Let me conclude by acknowledging that the way forward will be a difficult one and there is no easy answer to the miasma of hatred and violence that we now find ourselves in. I would argue that we must set for ourselves the goal not only of educating law enforcement and the criminal justice system about anti-Asian hate but of transforming that system which all too often delivers only criminal injustice to APIs and other people of color as well as lesbian, gay, bisexual, transgendered (LGBTQ) people and members of other marginalized groups in this city, this state and this country. Our goal must be nothing less than to transform society so that racialized, sexualized and gendered violence against any group becomes inconceivable. I live in Jackson Heights — which a demographer recently determined was the most demographically diverse spot on planet earth — in the borough of Queens, the most diverse county in the country; as we celebrate Asian American Pacific Islander Heritage Month, let’s commit to the radical pursuit of justice for all so that racialized, sexualized and gendered violence becomes inconceivable in our society. Thank you.

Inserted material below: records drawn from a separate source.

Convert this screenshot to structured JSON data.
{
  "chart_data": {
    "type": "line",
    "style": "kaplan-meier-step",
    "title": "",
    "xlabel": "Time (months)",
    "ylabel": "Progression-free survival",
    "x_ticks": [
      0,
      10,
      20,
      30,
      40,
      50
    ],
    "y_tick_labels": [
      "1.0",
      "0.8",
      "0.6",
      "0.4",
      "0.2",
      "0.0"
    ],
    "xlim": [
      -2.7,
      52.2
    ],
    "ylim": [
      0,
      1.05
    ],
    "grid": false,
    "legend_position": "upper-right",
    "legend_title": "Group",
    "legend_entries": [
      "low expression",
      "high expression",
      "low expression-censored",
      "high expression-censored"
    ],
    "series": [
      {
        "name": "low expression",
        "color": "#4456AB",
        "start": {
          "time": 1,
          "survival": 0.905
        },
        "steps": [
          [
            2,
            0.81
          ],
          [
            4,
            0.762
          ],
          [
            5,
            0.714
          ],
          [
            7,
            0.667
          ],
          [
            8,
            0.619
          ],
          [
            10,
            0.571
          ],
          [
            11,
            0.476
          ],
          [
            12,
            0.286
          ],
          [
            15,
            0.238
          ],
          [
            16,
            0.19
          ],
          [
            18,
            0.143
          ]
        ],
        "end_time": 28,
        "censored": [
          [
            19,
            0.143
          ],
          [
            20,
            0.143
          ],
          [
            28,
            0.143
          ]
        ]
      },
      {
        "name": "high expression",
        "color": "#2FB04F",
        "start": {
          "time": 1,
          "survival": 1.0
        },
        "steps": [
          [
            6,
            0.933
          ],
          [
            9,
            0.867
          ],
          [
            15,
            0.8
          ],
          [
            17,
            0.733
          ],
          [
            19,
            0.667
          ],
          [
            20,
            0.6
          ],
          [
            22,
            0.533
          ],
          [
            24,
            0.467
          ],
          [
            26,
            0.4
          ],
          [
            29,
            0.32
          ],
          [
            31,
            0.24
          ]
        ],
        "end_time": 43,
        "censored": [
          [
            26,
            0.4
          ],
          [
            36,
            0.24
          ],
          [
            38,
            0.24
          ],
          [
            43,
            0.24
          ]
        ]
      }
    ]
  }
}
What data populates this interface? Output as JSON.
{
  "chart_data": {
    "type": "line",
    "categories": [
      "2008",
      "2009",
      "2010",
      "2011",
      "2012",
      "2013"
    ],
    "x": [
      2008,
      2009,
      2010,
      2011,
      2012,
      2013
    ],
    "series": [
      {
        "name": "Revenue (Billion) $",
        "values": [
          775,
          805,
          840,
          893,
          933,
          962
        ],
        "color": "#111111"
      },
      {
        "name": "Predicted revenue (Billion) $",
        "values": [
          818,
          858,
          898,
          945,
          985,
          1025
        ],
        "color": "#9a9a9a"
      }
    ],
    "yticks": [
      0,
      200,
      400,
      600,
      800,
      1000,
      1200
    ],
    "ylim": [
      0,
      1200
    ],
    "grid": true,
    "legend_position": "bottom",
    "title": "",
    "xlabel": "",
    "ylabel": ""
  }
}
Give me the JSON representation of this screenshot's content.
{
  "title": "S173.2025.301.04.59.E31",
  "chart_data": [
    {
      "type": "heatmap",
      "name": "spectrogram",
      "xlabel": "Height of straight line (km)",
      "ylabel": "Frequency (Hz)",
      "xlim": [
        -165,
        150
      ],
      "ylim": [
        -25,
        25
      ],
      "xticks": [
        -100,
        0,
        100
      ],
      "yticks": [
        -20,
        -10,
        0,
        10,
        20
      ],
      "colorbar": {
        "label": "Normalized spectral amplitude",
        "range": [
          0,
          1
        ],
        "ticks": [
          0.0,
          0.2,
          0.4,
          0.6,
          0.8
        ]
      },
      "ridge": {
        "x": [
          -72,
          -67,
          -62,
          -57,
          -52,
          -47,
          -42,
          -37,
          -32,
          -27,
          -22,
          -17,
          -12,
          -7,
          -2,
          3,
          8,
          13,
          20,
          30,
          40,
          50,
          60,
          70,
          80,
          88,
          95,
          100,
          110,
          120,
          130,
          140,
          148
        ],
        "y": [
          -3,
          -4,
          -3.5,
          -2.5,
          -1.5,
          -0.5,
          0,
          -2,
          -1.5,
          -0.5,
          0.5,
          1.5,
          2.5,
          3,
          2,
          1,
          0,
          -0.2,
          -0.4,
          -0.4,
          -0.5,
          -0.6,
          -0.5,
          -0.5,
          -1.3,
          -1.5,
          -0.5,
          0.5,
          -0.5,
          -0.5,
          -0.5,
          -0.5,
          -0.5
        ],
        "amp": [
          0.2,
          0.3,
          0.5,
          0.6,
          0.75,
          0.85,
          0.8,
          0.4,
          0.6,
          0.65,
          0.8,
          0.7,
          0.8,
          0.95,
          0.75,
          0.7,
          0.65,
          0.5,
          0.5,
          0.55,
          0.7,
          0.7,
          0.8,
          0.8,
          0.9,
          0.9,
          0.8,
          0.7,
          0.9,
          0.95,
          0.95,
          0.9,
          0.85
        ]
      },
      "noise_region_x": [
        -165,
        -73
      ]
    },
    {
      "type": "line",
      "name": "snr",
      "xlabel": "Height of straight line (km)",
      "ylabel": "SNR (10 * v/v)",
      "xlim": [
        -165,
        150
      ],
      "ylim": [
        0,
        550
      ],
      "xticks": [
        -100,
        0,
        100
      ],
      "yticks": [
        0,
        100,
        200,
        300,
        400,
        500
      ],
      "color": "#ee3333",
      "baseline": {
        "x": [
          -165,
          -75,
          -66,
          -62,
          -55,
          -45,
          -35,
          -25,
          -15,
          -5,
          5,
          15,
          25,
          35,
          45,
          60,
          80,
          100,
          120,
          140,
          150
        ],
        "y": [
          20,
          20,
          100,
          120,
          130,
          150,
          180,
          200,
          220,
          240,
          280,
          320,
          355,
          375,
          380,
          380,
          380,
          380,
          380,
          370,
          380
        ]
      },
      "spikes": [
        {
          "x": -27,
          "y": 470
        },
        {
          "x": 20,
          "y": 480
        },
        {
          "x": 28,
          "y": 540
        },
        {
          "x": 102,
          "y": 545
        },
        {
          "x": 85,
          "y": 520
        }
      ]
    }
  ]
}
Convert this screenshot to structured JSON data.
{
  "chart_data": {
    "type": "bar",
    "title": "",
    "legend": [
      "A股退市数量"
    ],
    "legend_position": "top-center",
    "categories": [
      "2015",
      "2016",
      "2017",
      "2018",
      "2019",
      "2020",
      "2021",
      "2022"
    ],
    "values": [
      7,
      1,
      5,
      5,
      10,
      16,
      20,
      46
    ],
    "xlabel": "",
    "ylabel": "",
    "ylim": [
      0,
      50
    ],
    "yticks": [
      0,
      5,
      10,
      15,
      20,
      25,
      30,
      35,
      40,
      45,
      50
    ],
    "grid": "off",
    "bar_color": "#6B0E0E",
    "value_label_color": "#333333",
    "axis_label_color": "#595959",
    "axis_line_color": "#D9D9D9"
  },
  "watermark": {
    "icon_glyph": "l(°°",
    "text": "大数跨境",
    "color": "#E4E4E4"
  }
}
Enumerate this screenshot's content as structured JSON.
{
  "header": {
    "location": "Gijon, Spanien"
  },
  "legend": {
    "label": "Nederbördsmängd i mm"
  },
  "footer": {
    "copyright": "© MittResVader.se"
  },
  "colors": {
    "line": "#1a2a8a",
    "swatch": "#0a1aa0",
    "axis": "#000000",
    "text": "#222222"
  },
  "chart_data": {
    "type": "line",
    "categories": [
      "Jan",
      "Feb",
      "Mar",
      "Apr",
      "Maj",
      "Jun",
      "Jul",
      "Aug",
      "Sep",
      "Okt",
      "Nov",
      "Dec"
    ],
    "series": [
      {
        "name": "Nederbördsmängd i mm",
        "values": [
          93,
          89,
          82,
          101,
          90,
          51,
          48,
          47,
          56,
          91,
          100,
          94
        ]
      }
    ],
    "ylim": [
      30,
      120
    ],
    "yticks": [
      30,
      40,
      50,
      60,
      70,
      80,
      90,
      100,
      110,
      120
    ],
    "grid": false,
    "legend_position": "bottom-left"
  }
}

This is the text of Pauline Park’s reading at the “It’s White Supremacy, Not Sex Addiction, Stupid!”: the Evergreen Review event on anti-Asian violence (5.1.21). Pauline Park is chair of the New York Association for Gender Rights Association (NYAGRA) and president of the board of directors of Queens Pride House, the center for the LGBT community of Queens. Park led the campaign for the transgender rights law enacted by the New York City Council in 2002 and was the first openly transgendered grand marshal of the New York City LGBT Pride March in 2005. Park participated in the first US LGBTQ delegation tour of Palestine in 2012 and keynoted the Queer Korea Festival/Seoul Pride Parade in 2015, the largest event in the history of the LGBT community of Korea up to that date. Park did her B.A. in philosophy at the University of Wisconsin-Madison, her M.Sc. in European studies at the London School of Economics & Political Science and her Ph.D. in political science at the University of Illinois at Urbana-Champaign.